Here we want to perform time series analysis on daily precipitation data (stored as PPT_data.csv).
Boxplots were used to present the Month-wise or seasonal and Year-wise or trend distribution of data.
The PPT data (timeseries) were splitted (decomposed) into the following components: Base level + Trend +Seasonality + Error.
The satatonarity as a property of the time series also was checked using two methods to check if the series is a function of time.
Smoothen of the time series were used to reduce the effect of noise in a signal and get a fair approximation of the noise-filtered series and also to visualize the underlying trend better.
Precipitation data downloaded from https://power.larc.nasa.gov/ for Texas.

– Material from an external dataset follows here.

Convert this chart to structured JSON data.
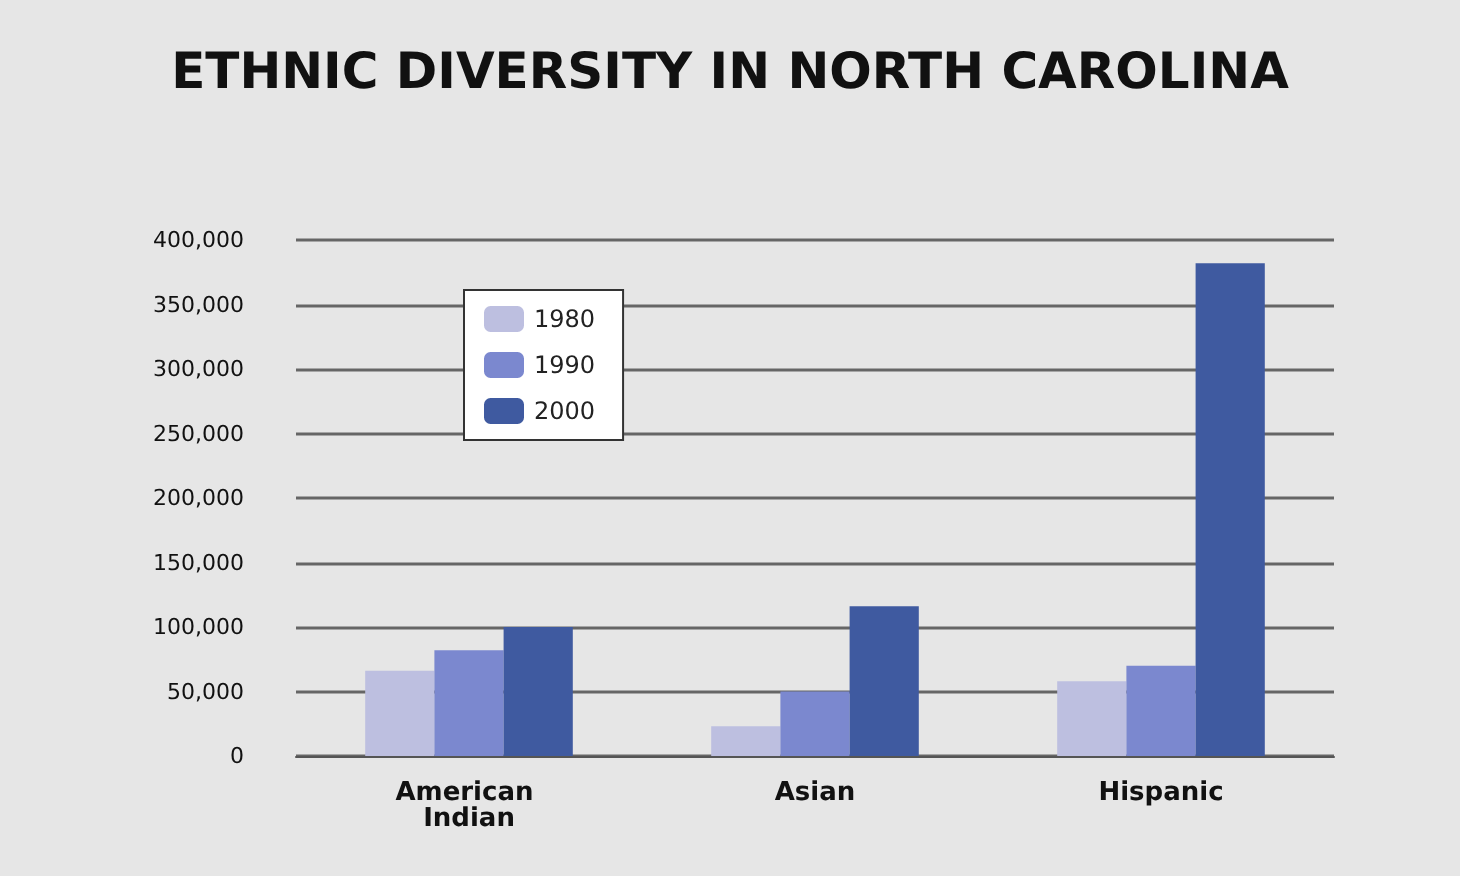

PPT_data folder consist of the data were used in this project
- Python 3.7
- seaborn
- numpy
- datetime
- statsmodels
- pandas
- matplotlib
Herein, we describe the use of Python packages for this project.
Packages import:
import matplotlib as mpl
import matplotlib.pyplot as plt
import seaborn as sns
import numpy as np
import pandas as pd
import datetime
from statsmodels.tsa.seasonal import seasonal_decompose
from dateutil.parser import parse
from statsmodels.tsa.stattools import adfuller, kpss
from pandas.plotting import autocorrelation_plot
from statsmodels.nonparametric.smoothers_lowess import lowess
Import data as Dataframe
raw_csv_data = pd.read_csv("data/Data.out")
Changing the type of "Date" column to datetime
df = pd.read_csv('../PPT_data/PPT_data.csv')
df["Date"]=pd.to_datetime(df["Date"], format="%m/%d/%Y")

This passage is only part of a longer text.